The cases cited by plaintiff do not support the drastic relief sought in that none involve a forum selection clause, as is the case herein. Furthermore, even absent the mandatory forum selection clause, as explained previously, this court is not persuaded that quasi-in-rem jurisdiction exists, and that an order of attachment should be provided to plaintiff, particularly on the limited record before this court.

Moreover, even if there were sufficient contacts for this court to exercise quasi-in-rem jurisdiction, this would be an appropriate case to decline to retain jurisdiction based on forum non conveniens. Although a New York court may have jurisdiction, it is not compelled to retain jurisdiction if the claim has no substantial nexus with New York. (Silver v Great Am. Ins. Co., 29 NY2d 356 [1972].) The question of whether jurisdiction should be retained involves a balancing of factors including the difficulties for defendant in litigating the claim in this state, the burden on the New York courts in entertaining the suit and the availability of another more convenient forum in which plaintiff may obtain redress. (Id. at 361.) Indeed, here, there is another forum “which will best serve the ends of justice and the conve*499nience of the parties” (id.); the parties have already chosen such forum, Venezuela, pursuant to the express terms of their agreement.

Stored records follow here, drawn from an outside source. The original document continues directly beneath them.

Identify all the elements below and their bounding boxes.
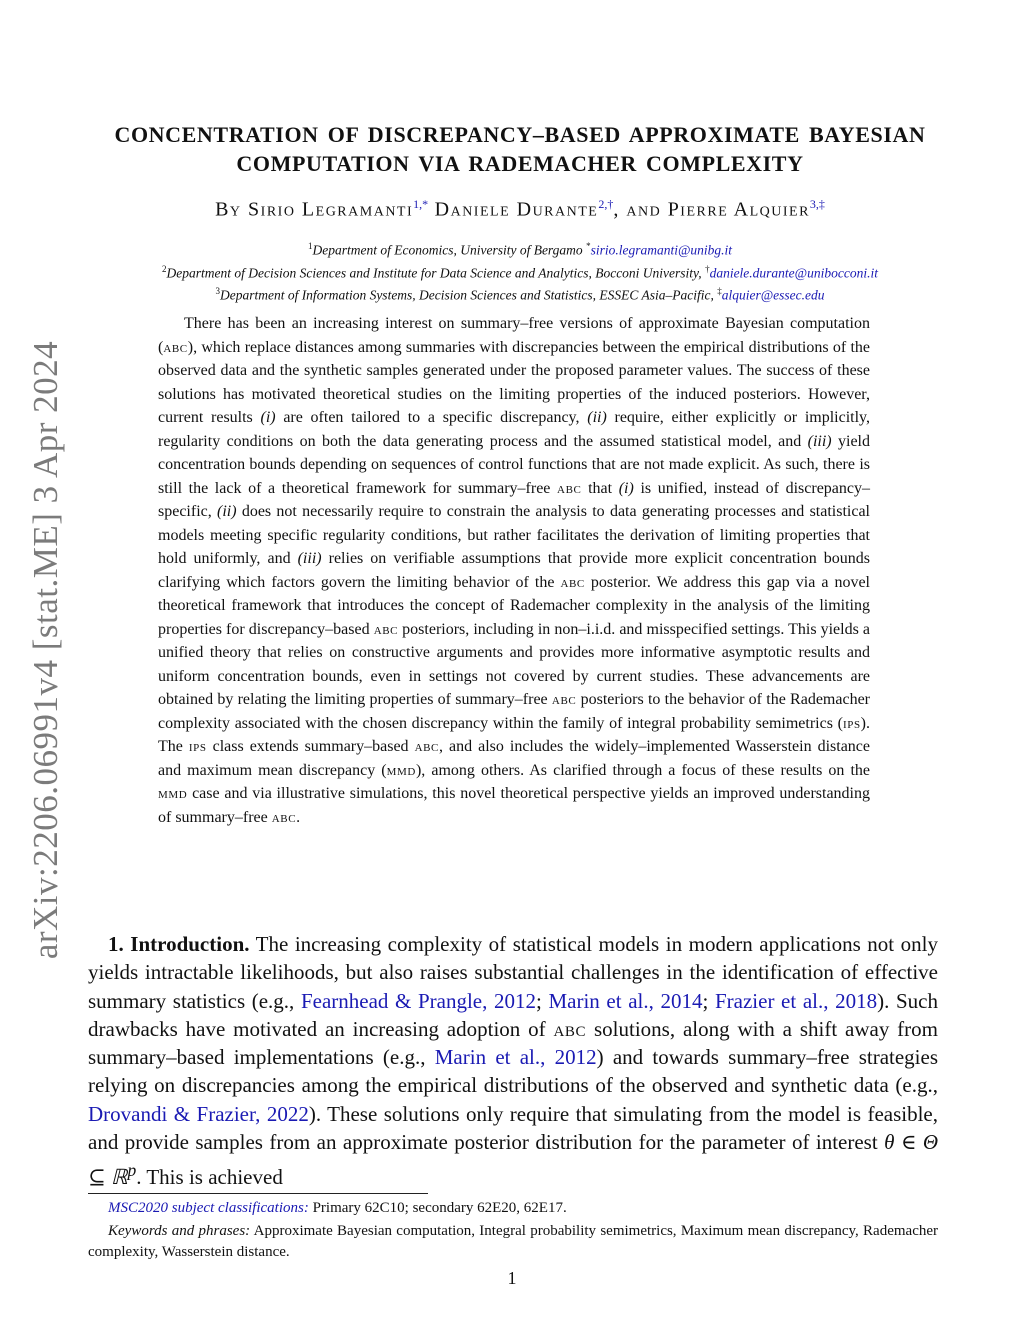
author-2: Daniele Durante bbox=[434, 198, 599, 221]
affiliations bbox=[60, 237, 980, 305]
affiliation-3: $^3$Department of Information Systems, Decision Sciences and Statistics, ESSEC Asia–Pacific, ‡alquier@essec.edu bbox=[215, 286, 825, 303]
email-link[interactable]: alquier@essec.edu bbox=[721, 287, 825, 303]
author-3-marker[interactable]: 3,‡ bbox=[809, 197, 825, 211]
footnotes bbox=[88, 1198, 938, 1265]
citation-link[interactable]: Fearnhead & Prangle, 2012 bbox=[300, 988, 537, 1013]
keywords-footnote: Keywords and phrases: Approximate Bayesian computation, Integral probability semimetrics, Maximum mean discrepancy, Rademacher complexity, Wasserstein distance. bbox=[88, 1223, 939, 1260]
msc-footnote: MSC2020 subject classifications: Primary 62C10; secondary 62E20, 62E17. bbox=[108, 1200, 567, 1216]
msc-link[interactable]: MSC2020 subject classifications: bbox=[108, 1200, 309, 1216]
citation-link[interactable]: Drovandi & Frazier, 2022 bbox=[88, 1101, 309, 1126]
author-1-marker[interactable]: 1,* bbox=[413, 197, 429, 211]
math-expression: θ ∈ Θ ⊆ ℝ bbox=[88, 1130, 938, 1190]
affiliation-2: $^2$Department of Decision Sciences and Institute for Data Science and Analytics, Bocconi University, †daniele.durante@unibocconi.it bbox=[162, 263, 878, 280]
author-2-marker[interactable]: 2,† bbox=[598, 197, 614, 211]
intro-paragraph: 1. Introduction. The increasing complexity of statistical models in modern applications not only yields intractable likelihoods, but also raises substantial challenges in the identification of effective summary statistics (e.g., Fearnhead & Prangle, 2012; Marin et al., 2014; Frazier et al., 2018). Such drawbacks have motivated an increasing adoption of abc solutions, along with a shift away from summary–based implementations (e.g., Marin et al., 2012) and towards summary–free strategies relying on discrepancies among the empirical distributions of the observed and synthetic data (e.g., Drovandi & Frazier, 2022). These solutions only require that simulating from the model is feasible, and provide samples from an approximate posterior distribution for the parameter of interest θ ∈ Θ ⊆ ℝ$^p$. This is achieved bbox=[88, 932, 939, 1190]
title-line-2: COMPUTATION VIA RADEMACHER COMPLEXITY bbox=[236, 151, 804, 176]
section-heading: 1. Introduction. bbox=[108, 932, 250, 956]
page-number: 1 bbox=[507, 1268, 517, 1288]
author-3: Pierre Alquier bbox=[667, 198, 810, 221]
author-1: Sirio Legramanti bbox=[248, 198, 414, 221]
and-label: , and bbox=[613, 198, 662, 221]
arxiv-id-text: arXiv:2206.06991v4 [stat.ME] 3 Apr 2024 bbox=[26, 340, 65, 960]
abstract bbox=[158, 312, 870, 829]
citation-link[interactable]: Marin et al., 2014 bbox=[548, 988, 703, 1013]
title-line-1: CONCENTRATION OF DISCREPANCY–BASED APPROXIMATE BAYESIAN bbox=[114, 122, 926, 147]
introduction-section bbox=[88, 930, 938, 1192]
citation-link[interactable]: Frazier et al., 2018 bbox=[714, 988, 878, 1013]
footnote-divider bbox=[88, 1193, 428, 1194]
author-list bbox=[60, 197, 980, 222]
by-label: By bbox=[215, 198, 242, 221]
citation-link[interactable]: Marin et al., 2012 bbox=[434, 1045, 597, 1070]
paper-title bbox=[60, 120, 980, 178]
email-link[interactable]: sirio.legramanti@unibg.it bbox=[590, 242, 732, 258]
email-link[interactable]: daniele.durante@unibocconi.it bbox=[709, 265, 878, 280]
arxiv-identifier-sidebar bbox=[26, 340, 66, 960]
abstract-paragraph: There has been an increasing interest on summary–free versions of approximate Bayesian computation (abc), which replace distances among summaries with discrepancies between the empirical distributions of the observed data and the synthetic samples generated under the proposed parameter values. The success of these solutions has motivated theoretical studies on the limiting properties of the induced posteriors. However, current results (i) are often tailored to a specific discrepancy, (ii) require, either explicitly or implicitly, regularity conditions on both the data generating process and the assumed statistical model, and (iii) yield concentration bounds depending on sequences of control functions that are not made explicit. As such, there is still the lack of a theoretical framework for summary–free abc that (i) is unified, instead of discrepancy–specific, (ii) does not necessarily require to constrain the analysis to data generating processes and statistical models meeting specific regularity conditions, but rather facilitates the derivation of limiting properties that hold uniformly, and (iii) relies on verifiable assumptions that provide more explicit concentration bounds clarifying which factors govern the limiting behavior of the abc posterior. We address this gap via a novel theoretical framework that introduces the concept of Rademacher complexity in the analysis of the limiting properties for discrepancy–based abc posteriors, including in non–i.i.d. and misspecified settings. This yields a unified theory that relies on constructive arguments and provides more informative asymptotic results and uniform concentration bounds, even in settings not covered by current studies. These advancements are obtained by relating the limiting properties of summary–free abc posteriors to the behavior of the Rademacher complexity associated with the chosen discrepancy within the family of integral probability semimetrics (ips). The ips class extends summary–based abc, and also includes the widely–implemented Wasserstein distance and maximum mean discrepancy (mmd), among others. As clarified through a focus of these results on the mmd case and via illustrative simulations, this novel theoretical perspective yields an improved understanding of summary–free abc. bbox=[158, 315, 871, 826]
affiliation-1: $^1$Department of Economics, University of Bergamo *sirio.legramanti@unibg.it bbox=[307, 241, 732, 258]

Accordingly, the relief sought is denied in its entirety, given that plaintiff has failed to show a likelihood of success, much less the higher standard of “a probability of success” pursuant to CPLR 6201, of her action prevailing in New York, given the lack of jurisdiction and the mandatory forum selection clause provided in the parties’ agreement. Plaintiff can seek redress in Venezuela, as contemplated by the parties in their agreement.